Selain deteksi cepat komponen genetik virus menggunakan biosensor, akan menarik untuk
menerapkan penginderaan langsung dan mudah dari seluruh partikel virus atau epitop antigen
permukaan yang sesuai. Strategi ini dapat digunakan untuk pengembangan alat diagnostik
atau skrining untuk COVID-19. Ada beberapa studi penelitian relevan yang dilaporkan sejauh
ini. Misalnya, immunosensor graphene field-effect transistor (Gr-FET) ultrasensitif baru-baru
ini dilaporkan sebagai upaya menuju skrining sederhana dan cepat untuk COVID-19.

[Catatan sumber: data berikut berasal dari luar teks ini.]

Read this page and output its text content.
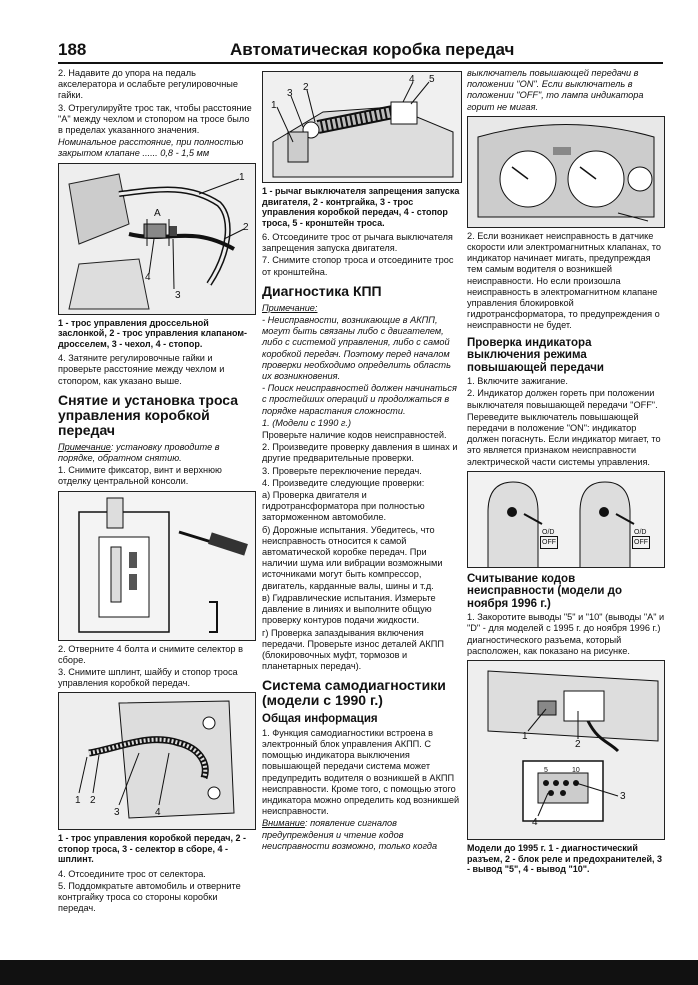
188	Автоматическая коробка передач

2. Надавите до упора на педаль акселератора и ослабьте регулировочные гайки.

3. Отрегулируйте трос так, чтобы расстояние "А" между чехлом и стопором на тросе было в пределах указанного значения.

Номинальное расстояние, при полностью закрытом клапане ...... 0,8 - 1,5 мм

1
2
4
3
A

1 - трос управления дроссельной заслонкой, 2 - трос управления клапаном-дросселем, 3 - чехол, 4 - стопор.

4. Затяните регулировочные гайки и проверьте расстояние между чехлом и стопором, как указано выше.

Снятие и установка троса управления коробкой передач

Примечание: установку проводите в порядке, обратном снятию.

1. Снимите фиксатор, винт и верхнюю отделку центральной консоли.

2. Отверните 4 болта и снимите селектор в сборе.

3. Снимите шплинт, шайбу и стопор троса управления коробкой передач.

1 2
3	4

1 - трос управления коробкой передач, 2 - стопор троса, 3 - селектор в сборе, 4 - шплинт.

4. Отсоедините трос от селектора.

5. Поддомкратьте автомобиль и отверните контргайку троса со стороны коробки передач.

4 5
2
3
1

1 - рычаг выключателя запрещения запуска двигателя, 2 - контргайка, 3 - трос управления коробкой передач, 4 - стопор троса, 5 - кронштейн троса.

6. Отсоедините трос от рычага выключателя запрещения запуска двигателя.

7. Снимите стопор троса и отсоедините трос от кронштейна.

Диагностика КПП

Примечание:

- Неисправности, возникающие в АКПП, могут быть связаны либо с двигателем, либо с системой управления, либо с самой коробкой передач. Поэтому перед началом проверки необходимо определить область их возникновения.

- Поиск неисправностей должен начинаться с простейших операций и продолжаться в порядке нарастания сложности.

1. (Модели с 1990 г.)

Проверьте наличие кодов неисправностей.

2. Произведите проверку давления в шинах и другие предварительные проверки.

3. Проверьте переключение передач.

4. Произведите следующие проверки:

а) Проверка двигателя и гидротрансформатора при полностью заторможенном автомобиле.

б) Дорожные испытания. Убедитесь, что неисправность относится к самой автоматической коробке передач. При наличии шума или вибрации возможными источниками могут быть компрессор, двигатель, карданные валы, шины и т.д.

в) Гидравлические испытания. Измерьте давление в линиях и выполните общую проверку контуров подачи жидкости.

г) Проверка запаздывания включения передачи. Проверьте износ деталей АКПП (блокировочных муфт, тормозов и планетарных передач).

Система самодиагностики (модели с 1990 г.)
Общая информация

1. Функция самодиагностики встроена в электронный блок управления АКПП. С помощью индикатора выключения повышающей передачи система может предупредить водителя о возникшей в АКПП неисправности. Кроме того, с помощью этого индикатора можно определить код возникшей неисправности.

Внимание: появление сигналов предупреждения и чтение кодов неисправности возможно, только когда

выключатель повышающей передачи в положении "ON". Если выключатель в положении "OFF", то лампа индикатора горит не мигая.

2. Если возникает неисправность в датчике скорости или электромагнитных клапанах, то индикатор начинает мигать, предупреждая тем самым водителя о возникшей неисправности. Но если произошла неисправность в электромагнитном клапане управления блокировкой гидротрансформатора, то предупреждения о неисправности не будет.

Проверка индикатора выключения режима повышающей передачи

1. Включите зажигание.

2. Индикатор должен гореть при положении выключателя повышающей передачи "OFF".

Переведите выключатель повышающей передачи в положение "ON": индикатор должен погаснуть. Если индикатор мигает, то это является признаком неисправности электрической части системы управления.

O/D
OFF
O/D
OFF
Считывание кодов неисправности (модели до ноября 1996 г.)

1. Закоротите выводы "5" и "10" (выводы "А" и "D" - для моделей с 1995 г. до ноября 1996 г.) диагностического разъема, который расположен, как показано на рисунке.

1
2
3
4
5	10

Модели до 1995 г. 1 - диагностический разъем, 2 - блок реле и предохранителей, 3 - вывод "5", 4 - вывод "10".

Permukaan graphene difungsikan dengan SARS-CoV-2 spike S1 subunit protein antibody
(CSAb) atau reseptor ACE2. Hibridisasi protein S1 bermuatan sedikit positif (yang berisi
domain pengikat reseptor, RBD) dengan reseptor CSAb / ACE2 yang tidak dapat bergerak
mengubah konduktansi / resistansinya melalui efek medan, yang dapat dibaca secara elektrik
dengan cara yang sensitif. Imunosensor Gr-FET ini dapat dengan cepat mengidentifikasi
(dalam waktu sekitar 2 menit) dan secara akurat menangkap lonjakan protein S1 COVID-19
pada LOD hingga 0,2 pM, secara waktu nyata dan tanpa label. Meskipun seluruh partikel
virus corona, bukan protein antigen murni, perlu diuji untuk validasi pengujian, dan uji klinis
kemudian diperlukan, pekerjaan ini merupakan studi bukti konsep awal dan
mendemonstrasikan potensi teknologi Gr-FET untuk deteksi cepat dan sensitif virus
corona. Menariknya, perangkat biosensing graphene berbasis field-effect transistor (FET) lain
yang dilapisi dengan antibodi spesifik terhadap protein lonjakan SARS-CoV-2 telah
dilaporkan untuk deteksi langsung SARS-CoV-2. Partikel virus yang dimasukkan ke
permukaan graphene yang dilapisi antibodi menghasilkan perubahan listrik yang dapat
dibaca. Sensor COVID-19 FET ini tidak hanya mendeteksi media transpor protein antigen
SARS-CoV-2 untuk sampel swab, tetapi juga mendeteksi virus dan virus yang dikultur dalam
sampel klinis. LOD untuk deteksi sampel klinis (n = 19 pasien dan subjek normal) mencapai
2,42 × 10 2salinan / mL. Ukuran sampel klinis yang lebih besar akan diperlukan untuk lebih
memvalidasi potensi klinisnya untuk deteksi virus. Namun demikian, mengingat
kompleksitas sampel klinis, pengembangan bahan baru untuk sensor FET yang dapat
mengatasi masalah interaksi non-spesifik dan efek skrining yang terkait dengan sampel klinis
diperlukan untuk memberikan deteksi yang lebih akurat. Salah satu masalah utama di sini
adalah sensitivitas pengujian tinggi dengan alarm palsu minimum, yang perlu dicapai untuk
memfasilitasi aplikasi praktis. Para peneliti telah mengembangkan sensor graphene dan
teknologi FET untuk mendeteksi sel, eksosom, dan biomolekul dalam biofluida selama
beberapa tahun terakhir. Salah satu pekerjaan terbaru pada biosensor Gr-FET untuk deteksi
eksosom dapat mencapai LOD hingga level partikel tunggal dalam waktu 10 menit,
ditingkatkan dengan dekorasi nano permukaan dari titik karbon tertentu. Pendekatan titik
karbon telah meningkatkan batas deteksi untuk eksosom, dan diharapkan peningkatan serupa
untuk deteksi COVID-19: eksosom menunjukkan banyak sifat yang mirip dengan SARS-
CoV-2, termasuk ukuran partikel yang setara (50-200 nm), antigen permukaan yang
melimpah dengan molekul, struktur bola inti-cangkang, dll. Oleh karena itu, secara teoritis
masuk akal untuk menggunakan kembali teknologi ultrasensitif ini untuk deteksi COVID-
19. Pekerjaan saat ini berfokus pada fabrikasi sensor Gr-FET yang dapat diskalakan wafer
menuju penyaringan SARS-CoV-2 yang sensitif, cepat, di lapangan, dan hemat biaya.